Proof that subset is open in $\Bbb R^2$ with coefficients in $\Bbb R^3$

Question

Let $A$ be an open subset of $\mathbb{R}^3$. Let $B$ be a subset of $\mathbb{R}^2$ defined by the points $(x,y)$ for which $(x,y,x+y)\in A$. I am struggling a bit how to show that $B$ is open in $\mathbb{R}^2$. I know that if $B$ is open in $A$ iff $B$ is open in $\mathbb{R}^3$ if they were the same dimension but now I am struggling how to combine the 2D situation and the 3D. My main problem visualising is that I see that $x$ and $y$ come from an open set but how do I know $x+y$ does not pass the boundary of that set?

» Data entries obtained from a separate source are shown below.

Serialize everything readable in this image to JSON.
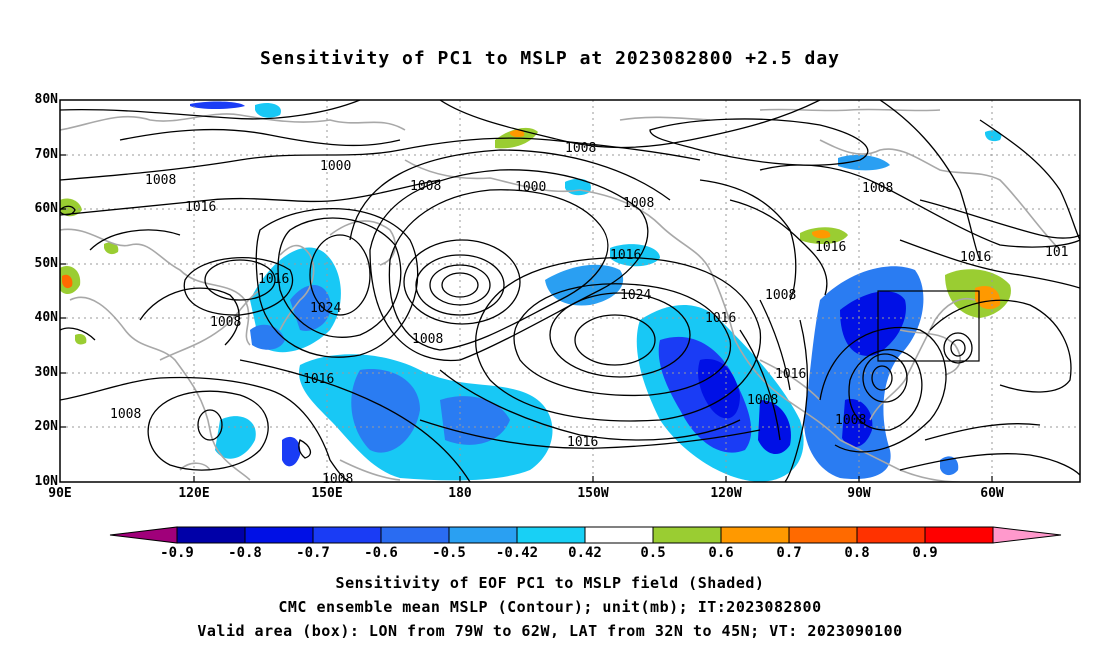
{
  "title": "Sensitivity of PC1 to MSLP at 2023082800 +2.5 day",
  "map": {
    "lat_labels": [
      "80N",
      "70N",
      "60N",
      "50N",
      "40N",
      "30N",
      "20N",
      "10N"
    ],
    "lon_labels": [
      "90E",
      "120E",
      "150E",
      "180",
      "150W",
      "120W",
      "90W",
      "60W"
    ],
    "contour_labels": [
      "1000",
      "1008",
      "1008",
      "1008",
      "1016",
      "1016",
      "1016",
      "1016",
      "1016",
      "1024",
      "1024",
      "1008",
      "1008",
      "1016",
      "1016",
      "1008",
      "1008",
      "1008",
      "1008",
      "1016",
      "1008",
      "1000",
      "1008",
      "1008",
      "1016",
      "1016",
      "1008",
      "101"
    ],
    "valid_box": {
      "lon_west": -79,
      "lon_east": -62,
      "lat_south": 32,
      "lat_north": 45
    }
  },
  "colorbar": {
    "labels": [
      "-0.9",
      "-0.8",
      "-0.7",
      "-0.6",
      "-0.5",
      "-0.42",
      "0.42",
      "0.5",
      "0.6",
      "0.7",
      "0.8",
      "0.9"
    ],
    "colors": [
      "#a0007a",
      "#0000a8",
      "#0010e6",
      "#1a3cf5",
      "#2a6cf2",
      "#2aa0f2",
      "#18d0f5",
      "#ffffff",
      "#9acd32",
      "#ff9900",
      "#ff6a00",
      "#ff3200",
      "#ff0000",
      "#ff99cc"
    ]
  },
  "captions": [
    "Sensitivity of EOF PC1 to MSLP field (Shaded)",
    "CMC ensemble mean MSLP (Contour); unit(mb); IT:2023082800",
    "Valid area (box): LON from 79W to 62W, LAT from 32N to 45N; VT: 2023090100"
  ]
}
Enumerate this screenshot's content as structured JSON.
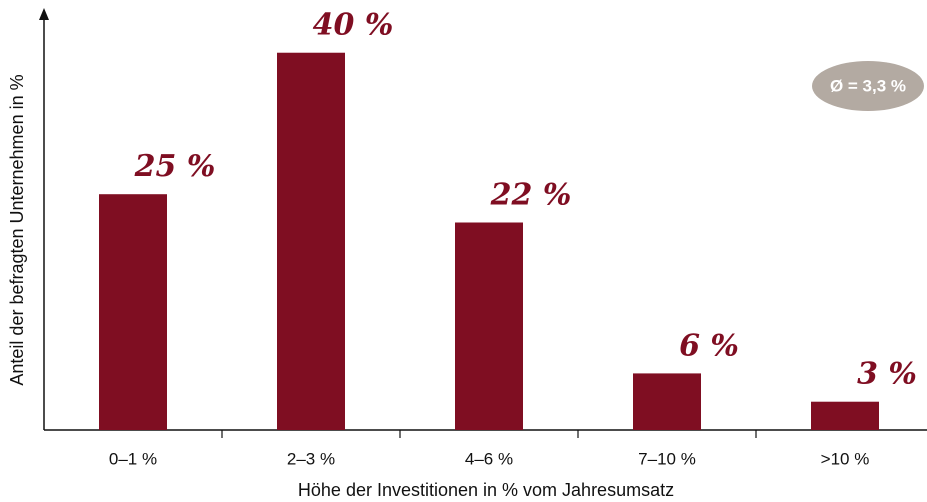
{
  "chart_data": {
    "type": "bar",
    "categories": [
      "0–1 %",
      "2–3 %",
      "4–6 %",
      "7–10 %",
      ">10 %"
    ],
    "values": [
      25,
      40,
      22,
      6,
      3
    ],
    "value_labels": [
      "25 %",
      "40 %",
      "22 %",
      "6 %",
      "3 %"
    ],
    "color": "#7f0e22",
    "ylim": [
      0,
      44
    ],
    "x_label": "Höhe der Investitionen in % vom Jahresumsatz",
    "y_label": "Anteil der befragten Unternehmen in %",
    "annotation": "Ø = 3,3 %"
  }
}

And still I don't see how to combine the dimensions.

Answer 1

I think you meant to say $B=\{(x,y): (x,y,x+y) \in A\}$.

$f(x,y)=(x,y,x+y)$ defines a continuous function from $\mathbb R^{2}$ to $\mathbb R^{3}$ and so the inverse image of $A$ under this function is open.

Answer 2

So $A \subseteq \Bbb R^3$ is given.

You define $B = \{(x,y) \in \Bbb R^2: (x,y,x+y) \in A\}= f^{-1}[A]$ where

$$f: \Bbb R^2 \to \Bbb R^3, f(x,y):= (x,y, x+y)$$ It's quite easy to see that $f$ is continuous (it's even a linear map) and so $A$ open implies that $B$ is open by continuity. But taking $A = f[\Bbb R^2]$ we have that $A$ need not be open even when $B$ is.